Saturday, June 18, 2011

Birth...

Rock and I have been together for 8 years now, no we aren't married and have no plans to be at this point.  Marriage is not something necessary to love someone else or to have a baby.  This is somewhat unsettling to many, none more so than our niece Gemma, who was so hoping to be a flower girl, unfortunately we have disappointed her and probably others with the thought that we won't be getting married.  I am proud to say that my parents never have been married and have been together 35 years.  The Common Law route runs in my blood;) .  

I decided about 6 years ago that Rock would be the father of my kids.  Just watching him with animals any one would be able to tell that he is a caregiver.  I had never seen someone be so gentle with a puppy as I had when my parents dogs had puppies.  Rock held each one as if it were a precious gift.  

Now 6 years later we have our own, human, special gift, Edy Elizabeth Liddington-Goss.  An awesome little miracle!  A MIRACLE...I used to think when people said this to pregnant moms and even to me while I was pregnant, that they were exaggerating just a bit, "really a miracle" I would think.  "Isn't it just science? Egg and sperm mix, and a little human develops".  Well after having gone through the whole experience from Egg and Sperm to actual Human Being, I can say it is a miracle and a real one. Of coarse there is science involved, but aren't all science experiments miracles in some small way?
My baby belly at about 32 weeks.

Edy arrived here on May 8, 2011.  She was born all natural as Aspen Valley Hospital.  An amazing experience all around.  From the breaking of my water at 4:30 Sat. to the actual delivery of Edy at 5:15 Sunday morning, Mother's Day.  We had the most amazing nurse, who only worked once a month and we were lucky enough to have her.  My parents, sister and Rock were all there, the best support system.  The midwife Nancy was the perfect person to have there, especially wanting to deliver naturally.  

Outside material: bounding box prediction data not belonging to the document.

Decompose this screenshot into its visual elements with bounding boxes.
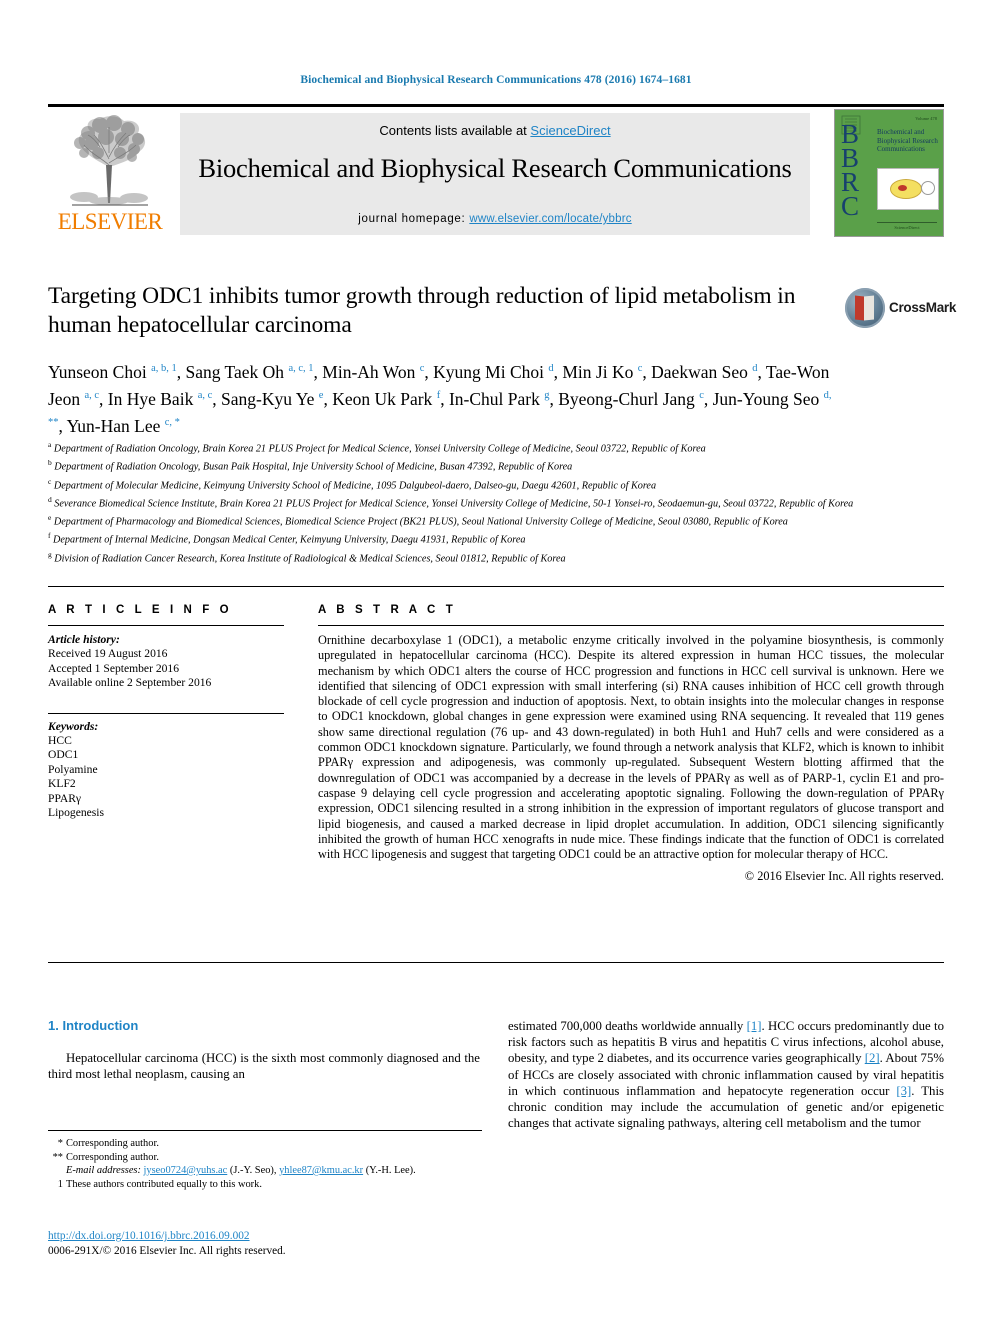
affiliation-mark: f <box>48 531 51 541</box>
affiliation-mark: b <box>48 458 52 468</box>
section-title-introduction: 1. Introduction <box>48 1018 139 1033</box>
footnotes-block: * Corresponding author. ** Corresponding… <box>48 1130 482 1191</box>
reference-link[interactable]: [2] <box>865 1051 880 1065</box>
divider-top <box>48 586 944 587</box>
intro-paragraph-left: Hepatocellular carcinoma (HCC) is the si… <box>48 1051 480 1082</box>
crossmark-label: CrossMark <box>889 300 957 315</box>
reference-link[interactable]: [3] <box>896 1084 911 1098</box>
keyword-item: PPARγ <box>48 791 82 805</box>
keywords-block: Keywords: HCC ODC1 Polyamine KLF2 PPARγ … <box>48 712 284 821</box>
reference-link[interactable]: [1] <box>747 1019 762 1033</box>
elsevier-logo: ELSEVIER <box>48 113 172 235</box>
divider-bottom <box>48 962 944 963</box>
crossmark-icon <box>845 288 885 328</box>
running-head: Biochemical and Biophysical Research Com… <box>300 74 692 86</box>
homepage-prefix: journal homepage: <box>358 213 470 225</box>
affiliation-item: a Department of Radiation Oncology, Brai… <box>48 440 706 455</box>
affiliation-mark: a <box>48 440 52 449</box>
email-link-1[interactable]: jyseo0724@yuhs.ac <box>144 1165 228 1176</box>
doi-block: http://dx.doi.org/10.1016/j.bbrc.2016.09… <box>48 1229 488 1258</box>
email-link-2[interactable]: yhlee87@kmu.ac.kr <box>279 1165 363 1176</box>
keyword-item: HCC <box>48 734 72 748</box>
abstract-rule <box>318 625 944 626</box>
footnote-mark: * <box>57 1138 63 1149</box>
journal-homepage-link[interactable]: www.elsevier.com/locate/ybbrc <box>469 213 631 225</box>
contents-panel: Contents lists available at ScienceDirec… <box>180 113 810 235</box>
affiliation-item: f Department of Internal Medicine, Dongs… <box>48 531 526 546</box>
doi-link[interactable]: http://dx.doi.org/10.1016/j.bbrc.2016.09… <box>48 1230 250 1242</box>
keywords-rule <box>48 712 284 714</box>
elsevier-wordmark: ELSEVIER <box>57 209 163 234</box>
footnote-equal-contribution: 1 These authors contributed equally to t… <box>48 1178 482 1191</box>
body-column-right: estimated 700,000 deaths worldwide annua… <box>508 1018 944 1131</box>
footnote-mark: 1 <box>57 1178 63 1190</box>
affiliation-list: a Department of Radiation Oncology, Brai… <box>48 438 928 566</box>
title-area: Targeting ODC1 inhibits tumor growth thr… <box>48 282 838 340</box>
footnote-corresponding-2: ** Corresponding author. E-mail addresse… <box>48 1151 482 1177</box>
affiliation-item: g Division of Radiation Cancer Research,… <box>48 549 566 565</box>
article-info-rule <box>48 625 284 626</box>
affiliation-mark: d <box>48 494 52 504</box>
keyword-item: Lipogenesis <box>48 806 105 820</box>
article-info-column: A R T I C L E I N F O Article history: R… <box>48 604 284 820</box>
cover-figure-circle-icon <box>921 181 935 195</box>
email-owner-1: (J.-Y. Seo), <box>229 1164 277 1176</box>
affiliation-mark: e <box>48 513 52 523</box>
email-addresses-label: E-mail addresses: <box>66 1164 141 1176</box>
journal-title: Biochemical and Biophysical Research Com… <box>198 153 792 183</box>
abstract-heading: A B S T R A C T <box>318 604 457 616</box>
article-history-block: Article history: Received 19 August 2016… <box>48 633 284 691</box>
keyword-item: KLF2 <box>48 777 76 791</box>
page-title: Targeting ODC1 inhibits tumor growth thr… <box>48 283 796 338</box>
crossmark-badge[interactable]: CrossMark <box>845 288 956 336</box>
cover-acronym: BBRC <box>841 119 860 221</box>
affiliation-item: c Department of Molecular Medicine, Keim… <box>48 476 657 491</box>
author-list: Yunseon Choi a, b, 1, Sang Taek Oh a, c,… <box>48 361 832 436</box>
abstract-text: Ornithine decarboxylase 1 (ODC1), a meta… <box>318 633 944 862</box>
history-item: Available online 2 September 2016 <box>48 676 212 690</box>
intro-paragraph-right: estimated 700,000 deaths worldwide annua… <box>508 1019 944 1131</box>
history-item: Accepted 1 September 2016 <box>48 661 180 675</box>
article-info-heading: A R T I C L E I N F O <box>48 604 233 616</box>
footnote-mark: ** <box>52 1151 63 1163</box>
keyword-item: ODC1 <box>48 748 79 762</box>
abstract-copyright: © 2016 Elsevier Inc. All rights reserved… <box>744 869 944 884</box>
issn-copyright-line: 0006-291X/© 2016 Elsevier Inc. All right… <box>48 1244 286 1257</box>
cover-corner-text: Volume 478 <box>915 116 937 121</box>
affiliation-mark: c <box>48 476 52 486</box>
cover-title-text: Biochemical and Biophysical Research Com… <box>877 128 938 153</box>
cover-figure <box>877 168 939 210</box>
cover-figure-nucleus-icon <box>898 185 907 191</box>
affiliation-item: e Department of Pharmacology and Biomedi… <box>48 513 788 528</box>
footnote-text: These authors contributed equally to thi… <box>66 1178 262 1190</box>
journal-cover-thumbnail: Volume 478 BBRC Biochemical and Biophysi… <box>834 109 944 237</box>
elsevier-tree-icon <box>70 115 148 206</box>
crossmark-book-left-icon <box>855 295 864 321</box>
affiliation-item: d Severance Biomedical Science Institute… <box>48 494 854 510</box>
journal-homepage-line: journal homepage: www.elsevier.com/locat… <box>180 213 810 225</box>
history-item: Received 19 August 2016 <box>48 647 168 661</box>
footnote-text: Corresponding author. <box>66 1151 159 1163</box>
body-column-left: 1. Introduction Hepatocellular carcinoma… <box>48 1018 480 1082</box>
abstract-column: A B S T R A C T Ornithine decarboxylase … <box>318 604 944 884</box>
affiliation-mark: g <box>48 549 52 559</box>
contents-available-line: Contents lists available at ScienceDirec… <box>180 123 810 138</box>
journal-masthead: ELSEVIER Contents lists available at Sci… <box>48 104 944 237</box>
affiliation-item: b Department of Radiation Oncology, Busa… <box>48 458 573 473</box>
keywords-label: Keywords: <box>48 719 99 733</box>
contents-prefix: Contents lists available at <box>379 123 531 138</box>
journal-article-page: Biochemical and Biophysical Research Com… <box>0 0 992 1323</box>
keyword-item: Polyamine <box>48 762 98 776</box>
footnote-corresponding-1: * Corresponding author. <box>48 1137 482 1150</box>
sciencedirect-link[interactable]: ScienceDirect <box>530 123 610 138</box>
crossmark-book-right-icon <box>864 295 874 321</box>
footnote-text: Corresponding author. <box>66 1138 159 1149</box>
article-history-label: Article history: <box>48 633 120 646</box>
cover-footer-text: ScienceDirect <box>877 222 937 230</box>
email-owner-2: (Y.-H. Lee). <box>365 1164 416 1176</box>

Giving birth in my mind is a bit of an out of body experience.  When the actual pushing starts...don't get me wrong...it hurts like HELL, but for me at least it wasn't as bad as the Gallstones I had about 9  years ago.  That was 2 years of excruciating pain where I had to crawl, literally, into the ER, was barely able to talk, move my abdomen or touch it for that matter, it was horrible and painful and there was no reward in sight except maybe the thought that someday, I could get rid of this Gallbladder and not have to deal with this any more.  While giving birth I was able to stand, scream, bend over if needed and the best part, I knew that at the end of this, I would have a gift that I had been waiting for since I was 10.  The reward made giving birth an almost, yes ALMOST, pleasurable experience.  

The "out of body" part happens when your pushing so hard, your eyes are going to pop out of your head and your face is purple and the midwife tells you to push harder, you have no idea how you can accomplish pushing harder, your at your limit.  So in my case at least I just left my body and watched myself push harder.  You look down "there" and all of a sudden you see a little body a  little you emerging into the world, coming from your body.  My most vivid memory at this point was looking to my left where my dad was standing, looking into his eyes and saying, "DAD, I AM TOTALLY FREAKING OUT RIGHT NOW!"  Unless you have been through child birth you can't imagine how strange it is to have another human body come out of your body.  They put the baby on your belly, you're a bit dazed, in shock and the happiest you have ever been.  All the pain of labor, contractions and just being pregnant are a now a distant memory.  You are now in love with a new life that you just met and that you are now totally responsible for...YIKES!!!